Yamada S, Tanaka Y, Furuichi M
Laboratory of Marine Biochemistry, Faculty of Fisheries, Kagoshima University, Japan.
Biochim Biophys Acta. 1995 Oct 19;1245(2):239-47. doi: 10.1016/0304-4165(95)00089-t.
High activity of histidine acetyltransferase (HISAT) was found in the brain and the lens of Nile tilapia Oreochromis niloticus. HISAT was semi-purified 4166-fold from the brain of Nile tilapia. The affinity chromatography using a Blue Sepharose 6 FF column was very effective for purification of this enzyme. The enzyme had a broad pH optimum from pH 7.0 to pH 9.5, and did not require any divalent metal ion. The semi-purified HISAT showed a strict substrate specificity for L-histidine (and its methyl derivatives) and acetylcoenzyme A (CoASAc). The reaction velocity fits normal Michaelis-Menten kinetics with respect to both L-histidine (Km, 0.45 mM) and CoASAc (Km, 0.027 mM). Gel filtration on Superdex 200 HR indicated the molecular weight of 39,000. It was presumed that the 38.5 kDa protein, which was intensely visualized in sodium dodecyl sulfate-polyacrylamide gel electrophoresis, was a single subunit derived from HISAT.

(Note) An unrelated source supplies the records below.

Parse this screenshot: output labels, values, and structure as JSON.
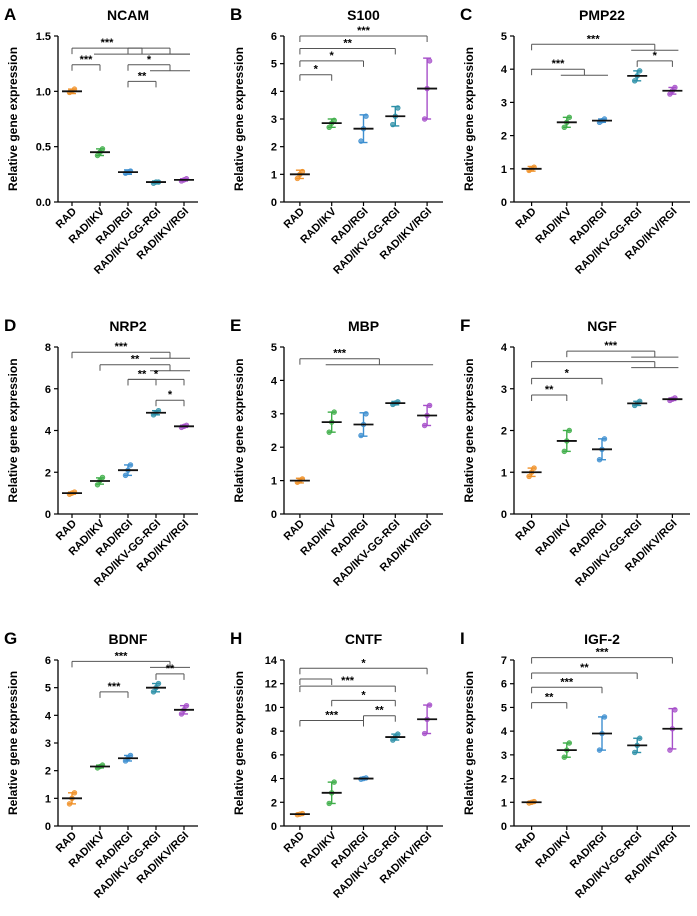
{
  "colors": {
    "RAD": "#f0922a",
    "RAD/IKV": "#3fae49",
    "RAD/RGI": "#3d8fd0",
    "RAD/IKV-GG-RGI": "#2d90a8",
    "RAD/IKV/RGI": "#a64fc9",
    "axis": "#000000",
    "bracket": "#555555",
    "error_bar": "#333333"
  },
  "chart_data": [
    {
      "type": "scatter",
      "panel_letter": "A",
      "title": "NCAM",
      "ylabel": "Relative gene expression",
      "categories": [
        "RAD",
        "RAD/IKV",
        "RAD/RGI",
        "RAD/IKV-GG-RGI",
        "RAD/IKV/RGI"
      ],
      "ylim": [
        0,
        1.5
      ],
      "yticks": [
        "0.0",
        "0.5",
        "1.0",
        "1.5"
      ],
      "means": [
        1.0,
        0.45,
        0.27,
        0.18,
        0.2
      ],
      "errors": [
        0.02,
        0.03,
        0.02,
        0.01,
        0.01
      ],
      "points": [
        [
          0.99,
          1.0,
          1.02
        ],
        [
          0.42,
          0.45,
          0.48
        ],
        [
          0.26,
          0.27,
          0.28
        ],
        [
          0.17,
          0.18,
          0.18
        ],
        [
          0.19,
          0.2,
          0.21
        ]
      ],
      "brackets": [
        {
          "from": 0,
          "to": [
            1,
            2,
            3,
            4
          ],
          "level": 1.39,
          "label": "***"
        },
        {
          "from": 2,
          "to": [
            3,
            4
          ],
          "level": 1.39,
          "label": ""
        },
        {
          "from": 0,
          "to": [
            1
          ],
          "level": 1.24,
          "label": "***"
        },
        {
          "from": 2,
          "to": [
            3,
            4
          ],
          "level": 1.24,
          "label": "*"
        },
        {
          "from": 2,
          "to": [
            3
          ],
          "level": 1.09,
          "label": "**"
        }
      ]
    },
    {
      "type": "scatter",
      "panel_letter": "B",
      "title": "S100",
      "ylabel": "Relative gene expression",
      "categories": [
        "RAD",
        "RAD/IKV",
        "RAD/RGI",
        "RAD/IKV-GG-RGI",
        "RAD/IKV/RGI"
      ],
      "ylim": [
        0,
        6
      ],
      "yticks": [
        "0",
        "1",
        "2",
        "3",
        "4",
        "5",
        "6"
      ],
      "means": [
        1.0,
        2.85,
        2.65,
        3.1,
        4.1
      ],
      "errors": [
        0.15,
        0.15,
        0.5,
        0.35,
        1.1
      ],
      "points": [
        [
          0.85,
          1.0,
          1.1
        ],
        [
          2.7,
          2.85,
          2.95
        ],
        [
          2.2,
          2.65,
          3.1
        ],
        [
          2.8,
          3.1,
          3.4
        ],
        [
          3.0,
          4.1,
          5.1
        ]
      ],
      "brackets": [
        {
          "from": 0,
          "to": [
            1
          ],
          "level": 4.6,
          "label": "*"
        },
        {
          "from": 0,
          "to": [
            2
          ],
          "level": 5.1,
          "label": "*"
        },
        {
          "from": 0,
          "to": [
            3
          ],
          "level": 5.55,
          "label": "**"
        },
        {
          "from": 0,
          "to": [
            4
          ],
          "level": 6.0,
          "label": "***"
        }
      ]
    },
    {
      "type": "scatter",
      "panel_letter": "C",
      "title": "PMP22",
      "ylabel": "Relative gene expression",
      "categories": [
        "RAD",
        "RAD/IKV",
        "RAD/RGI",
        "RAD/IKV-GG-RGI",
        "RAD/IKV/RGI"
      ],
      "ylim": [
        0,
        5
      ],
      "yticks": [
        "0",
        "1",
        "2",
        "3",
        "4",
        "5"
      ],
      "means": [
        1.0,
        2.4,
        2.45,
        3.8,
        3.35
      ],
      "errors": [
        0.07,
        0.15,
        0.05,
        0.15,
        0.1
      ],
      "points": [
        [
          0.95,
          1.0,
          1.05
        ],
        [
          2.25,
          2.4,
          2.55
        ],
        [
          2.4,
          2.45,
          2.5
        ],
        [
          3.65,
          3.8,
          3.95
        ],
        [
          3.25,
          3.35,
          3.45
        ]
      ],
      "brackets": [
        {
          "from": 0,
          "to": [
            1,
            2
          ],
          "level": 4.0,
          "label": "***"
        },
        {
          "from": 0,
          "to": [
            3,
            4
          ],
          "level": 4.75,
          "label": "***"
        },
        {
          "from": 3,
          "to": [
            4
          ],
          "level": 4.25,
          "label": "*"
        }
      ]
    },
    {
      "type": "scatter",
      "panel_letter": "D",
      "title": "NRP2",
      "ylabel": "Relative gene expression",
      "categories": [
        "RAD",
        "RAD/IKV",
        "RAD/RGI",
        "RAD/IKV-GG-RGI",
        "RAD/IKV/RGI"
      ],
      "ylim": [
        0,
        8
      ],
      "yticks": [
        "0",
        "2",
        "4",
        "6",
        "8"
      ],
      "means": [
        1.0,
        1.58,
        2.1,
        4.85,
        4.2
      ],
      "errors": [
        0.05,
        0.15,
        0.25,
        0.1,
        0.05
      ],
      "points": [
        [
          0.95,
          1.0,
          1.05
        ],
        [
          1.4,
          1.6,
          1.75
        ],
        [
          1.85,
          2.1,
          2.35
        ],
        [
          4.75,
          4.85,
          4.95
        ],
        [
          4.15,
          4.2,
          4.25
        ]
      ],
      "brackets": [
        {
          "from": 0,
          "to": [
            3,
            4
          ],
          "level": 7.75,
          "label": "***"
        },
        {
          "from": 1,
          "to": [
            3,
            4
          ],
          "level": 7.15,
          "label": "**"
        },
        {
          "from": 2,
          "to": [
            3
          ],
          "level": 6.45,
          "label": "**"
        },
        {
          "from": 2,
          "to": [
            4
          ],
          "level": 6.45,
          "label": "*"
        },
        {
          "from": 3,
          "to": [
            4
          ],
          "level": 5.45,
          "label": "*"
        }
      ]
    },
    {
      "type": "scatter",
      "panel_letter": "E",
      "title": "MBP",
      "ylabel": "Relative gene expression",
      "categories": [
        "RAD",
        "RAD/IKV",
        "RAD/RGI",
        "RAD/IKV-GG-RGI",
        "RAD/IKV/RGI"
      ],
      "ylim": [
        0,
        5
      ],
      "yticks": [
        "0",
        "1",
        "2",
        "3",
        "4",
        "5"
      ],
      "means": [
        1.0,
        2.75,
        2.68,
        3.32,
        2.95
      ],
      "errors": [
        0.07,
        0.3,
        0.35,
        0.05,
        0.3
      ],
      "points": [
        [
          0.95,
          1.0,
          1.05
        ],
        [
          2.45,
          2.75,
          3.05
        ],
        [
          2.35,
          2.68,
          3.0
        ],
        [
          3.28,
          3.32,
          3.36
        ],
        [
          2.65,
          2.95,
          3.25
        ]
      ],
      "brackets": [
        {
          "from": 0,
          "to": [
            1,
            2,
            3,
            4
          ],
          "level": 4.65,
          "label": "***"
        }
      ]
    },
    {
      "type": "scatter",
      "panel_letter": "F",
      "title": "NGF",
      "ylabel": "Relative gene expression",
      "categories": [
        "RAD",
        "RAD/IKV",
        "RAD/RGI",
        "RAD/IKV-GG-RGI",
        "RAD/IKV/RGI"
      ],
      "ylim": [
        0,
        4
      ],
      "yticks": [
        "0",
        "1",
        "2",
        "3",
        "4"
      ],
      "means": [
        1.0,
        1.75,
        1.55,
        2.65,
        2.75
      ],
      "errors": [
        0.1,
        0.25,
        0.25,
        0.05,
        0.03
      ],
      "points": [
        [
          0.9,
          1.0,
          1.1
        ],
        [
          1.5,
          1.75,
          2.0
        ],
        [
          1.3,
          1.55,
          1.8
        ],
        [
          2.6,
          2.65,
          2.7
        ],
        [
          2.72,
          2.75,
          2.78
        ]
      ],
      "brackets": [
        {
          "from": 0,
          "to": [
            1
          ],
          "level": 2.85,
          "label": "**"
        },
        {
          "from": 0,
          "to": [
            2
          ],
          "level": 3.25,
          "label": "*"
        },
        {
          "from": 0,
          "to": [
            3,
            4
          ],
          "level": 3.65,
          "label": ""
        },
        {
          "from": 1,
          "to": [
            3,
            4
          ],
          "level": 3.9,
          "label": "***"
        }
      ]
    },
    {
      "type": "scatter",
      "panel_letter": "G",
      "title": "BDNF",
      "ylabel": "Relative gene expression",
      "categories": [
        "RAD",
        "RAD/IKV",
        "RAD/RGI",
        "RAD/IKV-GG-RGI",
        "RAD/IKV/RGI"
      ],
      "ylim": [
        0,
        6
      ],
      "yticks": [
        "0",
        "1",
        "2",
        "3",
        "4",
        "5",
        "6"
      ],
      "means": [
        1.0,
        2.15,
        2.45,
        5.0,
        4.2
      ],
      "errors": [
        0.2,
        0.05,
        0.1,
        0.15,
        0.15
      ],
      "points": [
        [
          0.8,
          1.0,
          1.2
        ],
        [
          2.1,
          2.15,
          2.2
        ],
        [
          2.35,
          2.45,
          2.55
        ],
        [
          4.85,
          5.0,
          5.15
        ],
        [
          4.05,
          4.2,
          4.35
        ]
      ],
      "brackets": [
        {
          "from": 0,
          "to": [
            3,
            4
          ],
          "level": 5.95,
          "label": "***"
        },
        {
          "from": 1,
          "to": [
            2
          ],
          "level": 4.85,
          "label": "***"
        },
        {
          "from": 3,
          "to": [
            4
          ],
          "level": 5.5,
          "label": "**"
        }
      ]
    },
    {
      "type": "scatter",
      "panel_letter": "H",
      "title": "CNTF",
      "ylabel": "Relative gene expression",
      "categories": [
        "RAD",
        "RAD/IKV",
        "RAD/RGI",
        "RAD/IKV-GG-RGI",
        "RAD/IKV/RGI"
      ],
      "ylim": [
        0,
        14
      ],
      "yticks": [
        "0",
        "2",
        "4",
        "6",
        "8",
        "10",
        "12",
        "14"
      ],
      "means": [
        1.0,
        2.8,
        4.0,
        7.5,
        9.0
      ],
      "errors": [
        0.05,
        0.9,
        0.05,
        0.25,
        1.2
      ],
      "points": [
        [
          0.95,
          1.0,
          1.05
        ],
        [
          1.9,
          2.8,
          3.7
        ],
        [
          3.95,
          4.0,
          4.05
        ],
        [
          7.25,
          7.5,
          7.75
        ],
        [
          7.8,
          9.0,
          10.2
        ]
      ],
      "brackets": [
        {
          "from": 0,
          "to": [
            1
          ],
          "level": 12.4,
          "label": ""
        },
        {
          "from": 0,
          "to": [
            4
          ],
          "level": 13.3,
          "label": "*"
        },
        {
          "from": 0,
          "to": [
            3
          ],
          "level": 11.8,
          "label": "***"
        },
        {
          "from": 1,
          "to": [
            3
          ],
          "level": 10.6,
          "label": "*"
        },
        {
          "from": 0,
          "to": [
            2
          ],
          "level": 8.9,
          "label": "***"
        },
        {
          "from": 2,
          "to": [
            3
          ],
          "level": 9.3,
          "label": "**"
        }
      ]
    },
    {
      "type": "scatter",
      "panel_letter": "I",
      "title": "IGF-2",
      "ylabel": "Relative gene expression",
      "categories": [
        "RAD",
        "RAD/IKV",
        "RAD/RGI",
        "RAD/IKV-GG-RGI",
        "RAD/IKV/RGI"
      ],
      "ylim": [
        0,
        7
      ],
      "yticks": [
        "0",
        "1",
        "2",
        "3",
        "4",
        "5",
        "6",
        "7"
      ],
      "means": [
        1.0,
        3.2,
        3.9,
        3.4,
        4.1
      ],
      "errors": [
        0.03,
        0.3,
        0.7,
        0.3,
        0.85
      ],
      "points": [
        [
          0.97,
          1.0,
          1.03
        ],
        [
          2.9,
          3.2,
          3.5
        ],
        [
          3.2,
          3.9,
          4.6
        ],
        [
          3.1,
          3.4,
          3.7
        ],
        [
          3.2,
          4.1,
          4.9
        ]
      ],
      "brackets": [
        {
          "from": 0,
          "to": [
            1
          ],
          "level": 5.2,
          "label": "**"
        },
        {
          "from": 0,
          "to": [
            2
          ],
          "level": 5.85,
          "label": "***"
        },
        {
          "from": 0,
          "to": [
            3
          ],
          "level": 6.45,
          "label": "**"
        },
        {
          "from": 0,
          "to": [
            4
          ],
          "level": 7.1,
          "label": "***"
        }
      ]
    }
  ]
}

在尼罗罗非鱼(Oreochromis niloticus)的大脑和晶状体中发现了组氨酸乙酰转移酶(HISAT)的高活性。从尼罗罗非鱼的大脑中对HISAT进行了4166倍的半纯化。使用Blue Sepharose 6 FF柱的亲和层析对该酶的纯化非常有效。该酶的最适pH范围很宽,从pH 7.0到pH 9.5,并且不需要任何二价金属离子。半纯化的HISAT对L-组氨酸(及其甲基衍生物)和乙酰辅酶A(CoASAc)表现出严格的底物特异性。反应速度对L-组氨酸(Km,0.45 mM)和CoASAc(Km,0.027 mM)均符合正常的米氏动力学。在Superdex 200 HR上进行的凝胶过滤表明分子量为39,000。据推测,在十二烷基硫酸钠-聚丙烯酰胺凝胶电泳中强烈显色的38.5 kDa蛋白质是源自HISAT的单个亚基。